L’analisi globale degli autografi di comparazione ha peraltro individuato la presenza di una sostanziale coerenza ed omogeneità, sia dal punto di vista formale che dinamico-sostanziale, non inficiato da intenti dissimulativi e/o diversificativi, risultando quindi fedele alla gestualità grafica del soggetto scrivente.

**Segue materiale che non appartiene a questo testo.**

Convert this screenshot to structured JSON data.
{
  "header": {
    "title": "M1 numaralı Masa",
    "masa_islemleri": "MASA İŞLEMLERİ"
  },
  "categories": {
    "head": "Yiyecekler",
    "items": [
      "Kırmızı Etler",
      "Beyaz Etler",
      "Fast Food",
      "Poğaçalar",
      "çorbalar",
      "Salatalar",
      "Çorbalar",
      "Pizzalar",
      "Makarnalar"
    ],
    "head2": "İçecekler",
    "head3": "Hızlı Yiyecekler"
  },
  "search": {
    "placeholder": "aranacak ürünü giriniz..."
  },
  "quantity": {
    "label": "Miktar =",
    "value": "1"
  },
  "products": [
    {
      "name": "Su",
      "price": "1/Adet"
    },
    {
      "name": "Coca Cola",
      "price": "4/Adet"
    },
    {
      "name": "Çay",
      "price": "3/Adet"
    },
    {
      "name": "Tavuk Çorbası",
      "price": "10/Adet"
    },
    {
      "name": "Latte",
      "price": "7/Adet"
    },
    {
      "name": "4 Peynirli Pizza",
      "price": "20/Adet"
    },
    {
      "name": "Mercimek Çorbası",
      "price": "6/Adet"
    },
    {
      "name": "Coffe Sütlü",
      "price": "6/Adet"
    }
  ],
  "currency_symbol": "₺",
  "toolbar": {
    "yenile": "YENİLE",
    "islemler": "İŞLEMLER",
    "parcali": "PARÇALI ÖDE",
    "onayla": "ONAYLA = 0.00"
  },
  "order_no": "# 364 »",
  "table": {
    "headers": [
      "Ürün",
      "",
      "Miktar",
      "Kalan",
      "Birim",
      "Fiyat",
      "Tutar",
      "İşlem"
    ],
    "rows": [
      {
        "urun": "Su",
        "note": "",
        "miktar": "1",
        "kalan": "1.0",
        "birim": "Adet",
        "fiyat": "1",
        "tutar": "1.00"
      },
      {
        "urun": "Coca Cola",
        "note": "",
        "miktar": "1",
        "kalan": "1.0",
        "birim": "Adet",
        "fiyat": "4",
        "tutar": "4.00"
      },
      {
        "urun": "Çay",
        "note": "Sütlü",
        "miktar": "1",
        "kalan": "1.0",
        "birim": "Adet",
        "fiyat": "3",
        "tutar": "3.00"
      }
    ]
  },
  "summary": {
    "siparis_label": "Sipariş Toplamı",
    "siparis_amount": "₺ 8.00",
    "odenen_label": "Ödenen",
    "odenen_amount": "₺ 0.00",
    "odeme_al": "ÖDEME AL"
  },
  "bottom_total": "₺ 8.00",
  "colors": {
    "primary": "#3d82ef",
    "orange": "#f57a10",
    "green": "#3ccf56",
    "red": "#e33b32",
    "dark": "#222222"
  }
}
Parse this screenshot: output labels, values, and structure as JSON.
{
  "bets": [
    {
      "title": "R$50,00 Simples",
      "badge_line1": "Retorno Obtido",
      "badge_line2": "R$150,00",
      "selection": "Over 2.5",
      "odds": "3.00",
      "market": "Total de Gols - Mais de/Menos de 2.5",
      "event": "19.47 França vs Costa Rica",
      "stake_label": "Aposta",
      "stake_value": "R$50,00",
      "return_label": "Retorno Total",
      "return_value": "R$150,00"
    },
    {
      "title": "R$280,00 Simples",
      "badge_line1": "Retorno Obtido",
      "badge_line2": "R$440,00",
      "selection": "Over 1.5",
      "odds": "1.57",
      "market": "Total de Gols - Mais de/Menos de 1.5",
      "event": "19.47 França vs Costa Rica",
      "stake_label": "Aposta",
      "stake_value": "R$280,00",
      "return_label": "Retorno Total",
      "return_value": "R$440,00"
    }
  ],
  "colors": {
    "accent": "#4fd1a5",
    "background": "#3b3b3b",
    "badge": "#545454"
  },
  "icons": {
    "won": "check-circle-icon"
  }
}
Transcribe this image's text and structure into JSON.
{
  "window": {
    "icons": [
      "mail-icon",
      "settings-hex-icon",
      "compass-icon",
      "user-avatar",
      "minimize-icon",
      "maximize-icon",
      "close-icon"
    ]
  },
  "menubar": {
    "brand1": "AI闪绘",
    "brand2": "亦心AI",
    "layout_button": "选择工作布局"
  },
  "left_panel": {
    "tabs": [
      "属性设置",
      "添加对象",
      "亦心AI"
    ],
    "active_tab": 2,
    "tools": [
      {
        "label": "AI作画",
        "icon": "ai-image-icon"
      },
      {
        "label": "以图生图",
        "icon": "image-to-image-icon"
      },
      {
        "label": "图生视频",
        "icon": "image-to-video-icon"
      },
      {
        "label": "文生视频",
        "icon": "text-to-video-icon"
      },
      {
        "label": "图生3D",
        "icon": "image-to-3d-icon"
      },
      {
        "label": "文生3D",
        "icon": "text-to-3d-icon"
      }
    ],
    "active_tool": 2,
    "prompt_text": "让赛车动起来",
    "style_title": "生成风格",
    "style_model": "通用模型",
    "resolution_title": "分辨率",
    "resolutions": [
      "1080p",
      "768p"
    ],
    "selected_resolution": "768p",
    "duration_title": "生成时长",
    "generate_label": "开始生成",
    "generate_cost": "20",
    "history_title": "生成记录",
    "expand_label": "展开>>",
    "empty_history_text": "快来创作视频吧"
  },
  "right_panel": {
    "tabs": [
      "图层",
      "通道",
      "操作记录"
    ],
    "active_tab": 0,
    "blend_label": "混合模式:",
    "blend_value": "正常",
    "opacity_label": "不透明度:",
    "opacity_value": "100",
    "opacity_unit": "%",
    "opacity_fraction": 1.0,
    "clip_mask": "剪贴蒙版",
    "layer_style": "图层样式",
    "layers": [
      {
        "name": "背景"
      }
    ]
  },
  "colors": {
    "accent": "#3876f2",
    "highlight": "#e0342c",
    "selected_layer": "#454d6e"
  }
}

Pertanto in base alle condivisibili conclusioni cui è giunta la c.t.u., la querela di falso deve essere accolta e le firme denunciate devono essere cancellate mediante annotazione sull’originale del dispositivo della sentenza.
4. Spese
Le spese seguono la soccombenza e si liquidano secondo i parametri minimi del D.M. n. 55 del 2014 previsti per le cause di valore indeterminabile e di media complessità. Le spese e gli onorari relativi alla c.t.u. sono posti a carico di parte convenuta in quanto soccombente.
PER QUESTI MOTIVI
Il Tribunale di Milano
in composizione collegiale
definitivamente pronunciando, ogni altra istanza ed eccezione disattesa o assorbita, così provvede:
1. accerta e dichiara la falsità delle due firme attribuite a (…) apposte nell’appendice di coobbligazione della polizza fideiussoria oggetto di causa;
2. ordina la cancellazione delle predette firme, mediante annotazione sull’originale del presente dispositivo;
3. condanna parte convenuta a rimborsare in favore di parte attrice le spese di giudizio, che liquida in Euro 5.885,00 per compensi ed Euro 545,00 per spese esenti, oltre 15% per spese generali, CPA ed IVA sugli importi imponibili;
4. pone le spese di c.t.u. in via definitiva a carico di parte convenuta;
Così deciso in Milano il 12 febbraio 2020.
Depositata in Cancelleria il 13 febbraio 2020.